March 24, 2011 at 2:40 am
I think “When Maidens Mourn” is the next, as yet unpublished book, but I understand your eagerness to read it. I finished “Where Shadows Dance” last week and liked it. Harris has created so many intriguing characters, and it is lovely to return to their world to see what has happened to them and how they have developed. Central, of course, are Sebastian, his father, Kit, and Hero. I’m a fan of Hero’s because she has so many facets/layers to her. She has more often surprised me in her actions or thoughts than the generally predictable Kit, and I’ve liked her for it. I did want to shake her in the last book because she did not see how perfect Sebastian was for her, but I got over that impulse.

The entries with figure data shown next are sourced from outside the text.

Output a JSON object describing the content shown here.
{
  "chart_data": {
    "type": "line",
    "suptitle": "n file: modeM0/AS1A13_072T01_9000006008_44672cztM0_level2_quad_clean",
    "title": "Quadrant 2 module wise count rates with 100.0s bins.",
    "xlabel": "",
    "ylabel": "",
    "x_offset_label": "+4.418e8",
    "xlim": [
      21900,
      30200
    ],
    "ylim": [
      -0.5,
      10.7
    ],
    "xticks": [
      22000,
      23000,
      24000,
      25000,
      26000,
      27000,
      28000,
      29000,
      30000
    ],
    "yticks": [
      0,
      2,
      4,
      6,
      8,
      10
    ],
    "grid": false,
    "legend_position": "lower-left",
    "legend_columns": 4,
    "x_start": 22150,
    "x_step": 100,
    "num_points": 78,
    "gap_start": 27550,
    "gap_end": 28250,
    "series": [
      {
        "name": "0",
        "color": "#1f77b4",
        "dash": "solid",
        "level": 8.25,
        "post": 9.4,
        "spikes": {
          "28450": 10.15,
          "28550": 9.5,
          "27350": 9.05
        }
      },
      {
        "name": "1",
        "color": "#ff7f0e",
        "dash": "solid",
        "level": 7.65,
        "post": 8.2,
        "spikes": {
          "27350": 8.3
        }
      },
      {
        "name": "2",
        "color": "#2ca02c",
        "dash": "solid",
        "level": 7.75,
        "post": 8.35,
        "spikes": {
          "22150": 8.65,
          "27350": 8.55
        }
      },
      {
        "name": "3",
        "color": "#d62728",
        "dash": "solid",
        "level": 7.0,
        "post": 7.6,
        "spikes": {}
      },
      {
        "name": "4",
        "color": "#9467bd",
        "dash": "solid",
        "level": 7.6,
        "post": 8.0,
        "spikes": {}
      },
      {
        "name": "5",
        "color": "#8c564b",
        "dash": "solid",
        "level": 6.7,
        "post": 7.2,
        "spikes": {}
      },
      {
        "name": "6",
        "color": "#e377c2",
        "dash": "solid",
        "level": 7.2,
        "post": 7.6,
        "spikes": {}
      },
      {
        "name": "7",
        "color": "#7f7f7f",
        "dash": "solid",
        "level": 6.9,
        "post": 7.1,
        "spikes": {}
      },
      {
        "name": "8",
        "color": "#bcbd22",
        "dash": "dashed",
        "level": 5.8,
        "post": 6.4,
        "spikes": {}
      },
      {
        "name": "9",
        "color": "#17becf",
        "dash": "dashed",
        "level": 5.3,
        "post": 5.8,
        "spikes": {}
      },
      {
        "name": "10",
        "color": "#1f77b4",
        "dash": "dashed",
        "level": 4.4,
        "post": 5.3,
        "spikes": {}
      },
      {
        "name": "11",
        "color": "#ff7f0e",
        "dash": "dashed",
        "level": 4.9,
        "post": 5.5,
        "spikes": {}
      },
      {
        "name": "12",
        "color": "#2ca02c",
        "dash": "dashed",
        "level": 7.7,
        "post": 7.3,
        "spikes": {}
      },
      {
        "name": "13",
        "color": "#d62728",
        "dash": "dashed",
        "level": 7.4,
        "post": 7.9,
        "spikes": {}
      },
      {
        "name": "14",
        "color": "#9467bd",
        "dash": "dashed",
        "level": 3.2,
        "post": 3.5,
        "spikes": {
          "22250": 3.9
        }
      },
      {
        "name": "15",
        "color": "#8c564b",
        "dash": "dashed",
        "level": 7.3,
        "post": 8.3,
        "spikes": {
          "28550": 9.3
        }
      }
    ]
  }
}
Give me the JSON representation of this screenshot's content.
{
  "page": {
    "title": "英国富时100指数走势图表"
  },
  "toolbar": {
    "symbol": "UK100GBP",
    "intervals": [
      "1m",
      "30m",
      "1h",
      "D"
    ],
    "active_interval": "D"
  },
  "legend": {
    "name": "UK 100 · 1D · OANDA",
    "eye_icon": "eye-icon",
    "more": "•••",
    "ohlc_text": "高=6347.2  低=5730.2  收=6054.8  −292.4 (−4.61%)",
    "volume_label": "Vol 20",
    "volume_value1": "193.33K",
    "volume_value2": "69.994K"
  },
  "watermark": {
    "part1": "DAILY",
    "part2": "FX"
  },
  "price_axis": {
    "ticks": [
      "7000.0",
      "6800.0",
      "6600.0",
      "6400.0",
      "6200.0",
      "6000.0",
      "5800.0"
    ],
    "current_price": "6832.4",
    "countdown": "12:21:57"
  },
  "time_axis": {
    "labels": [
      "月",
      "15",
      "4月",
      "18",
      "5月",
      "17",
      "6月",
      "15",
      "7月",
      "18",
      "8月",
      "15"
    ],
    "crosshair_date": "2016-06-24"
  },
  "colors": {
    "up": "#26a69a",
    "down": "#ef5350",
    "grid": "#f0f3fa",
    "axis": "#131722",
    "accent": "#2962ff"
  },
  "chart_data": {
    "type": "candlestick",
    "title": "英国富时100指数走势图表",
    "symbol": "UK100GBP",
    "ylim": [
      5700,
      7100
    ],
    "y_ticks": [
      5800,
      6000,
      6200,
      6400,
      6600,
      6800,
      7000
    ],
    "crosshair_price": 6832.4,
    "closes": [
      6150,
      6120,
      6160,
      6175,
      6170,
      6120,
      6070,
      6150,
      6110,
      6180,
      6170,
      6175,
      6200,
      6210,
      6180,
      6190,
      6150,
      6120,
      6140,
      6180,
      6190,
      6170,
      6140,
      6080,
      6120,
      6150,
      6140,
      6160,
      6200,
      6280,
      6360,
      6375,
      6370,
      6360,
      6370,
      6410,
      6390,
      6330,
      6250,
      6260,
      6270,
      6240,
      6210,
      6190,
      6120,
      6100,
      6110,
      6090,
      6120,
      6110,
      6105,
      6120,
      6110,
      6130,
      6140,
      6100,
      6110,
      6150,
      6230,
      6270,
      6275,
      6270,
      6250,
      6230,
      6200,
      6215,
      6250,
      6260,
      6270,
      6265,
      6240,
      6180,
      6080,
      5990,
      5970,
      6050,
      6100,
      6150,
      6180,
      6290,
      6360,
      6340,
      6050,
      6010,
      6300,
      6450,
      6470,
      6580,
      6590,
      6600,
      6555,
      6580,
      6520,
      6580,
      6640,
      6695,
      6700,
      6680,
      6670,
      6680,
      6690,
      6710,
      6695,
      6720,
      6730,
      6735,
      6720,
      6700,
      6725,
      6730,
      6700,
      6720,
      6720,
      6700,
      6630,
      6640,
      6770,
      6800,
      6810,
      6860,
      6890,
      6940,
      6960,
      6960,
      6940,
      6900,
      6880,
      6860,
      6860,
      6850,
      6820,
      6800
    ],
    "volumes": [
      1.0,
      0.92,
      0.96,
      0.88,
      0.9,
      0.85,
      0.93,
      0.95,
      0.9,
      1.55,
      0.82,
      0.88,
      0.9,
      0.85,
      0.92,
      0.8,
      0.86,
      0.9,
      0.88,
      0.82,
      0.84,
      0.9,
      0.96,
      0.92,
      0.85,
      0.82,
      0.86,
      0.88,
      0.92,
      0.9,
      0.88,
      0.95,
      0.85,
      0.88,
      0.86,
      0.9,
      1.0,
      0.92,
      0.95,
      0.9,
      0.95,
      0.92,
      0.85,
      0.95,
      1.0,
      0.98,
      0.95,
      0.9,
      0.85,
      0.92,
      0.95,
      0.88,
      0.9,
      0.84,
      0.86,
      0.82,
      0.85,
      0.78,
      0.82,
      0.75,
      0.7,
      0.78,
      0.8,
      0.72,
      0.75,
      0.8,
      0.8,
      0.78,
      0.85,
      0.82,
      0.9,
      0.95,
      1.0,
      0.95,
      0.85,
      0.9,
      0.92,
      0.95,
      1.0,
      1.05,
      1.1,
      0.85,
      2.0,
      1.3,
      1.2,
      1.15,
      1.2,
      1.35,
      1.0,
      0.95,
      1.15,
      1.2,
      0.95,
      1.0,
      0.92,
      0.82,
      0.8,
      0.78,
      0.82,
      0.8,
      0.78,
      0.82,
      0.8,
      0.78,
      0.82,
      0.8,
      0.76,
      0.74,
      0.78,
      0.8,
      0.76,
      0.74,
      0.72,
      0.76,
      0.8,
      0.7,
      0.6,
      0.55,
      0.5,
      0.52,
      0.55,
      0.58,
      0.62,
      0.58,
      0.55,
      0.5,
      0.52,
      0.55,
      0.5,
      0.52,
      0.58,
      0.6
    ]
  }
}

Enjoy the rest of the book!
March 24, 2011 at 2:53 am
Oh, dear, I must have had the next book on my mind, as you say, and muddled the. I’m now about 2/3 of the way through “Where Shadows Dance” and totally engrossed. I love the mystery with all the diplomatic intrigue. I’ve always been very fond of Kat, but I’ve come to quite like Hero. I so know what you mean about being frustrated with not seeing the positives in her relationship with Sebastian, but I think it’s frequently easier for readers to see that characters should be together than for the characters themselves. From Hero’s perspective, Sebastian is in love with someone else and she never wanted to marry. I understand her reluctance.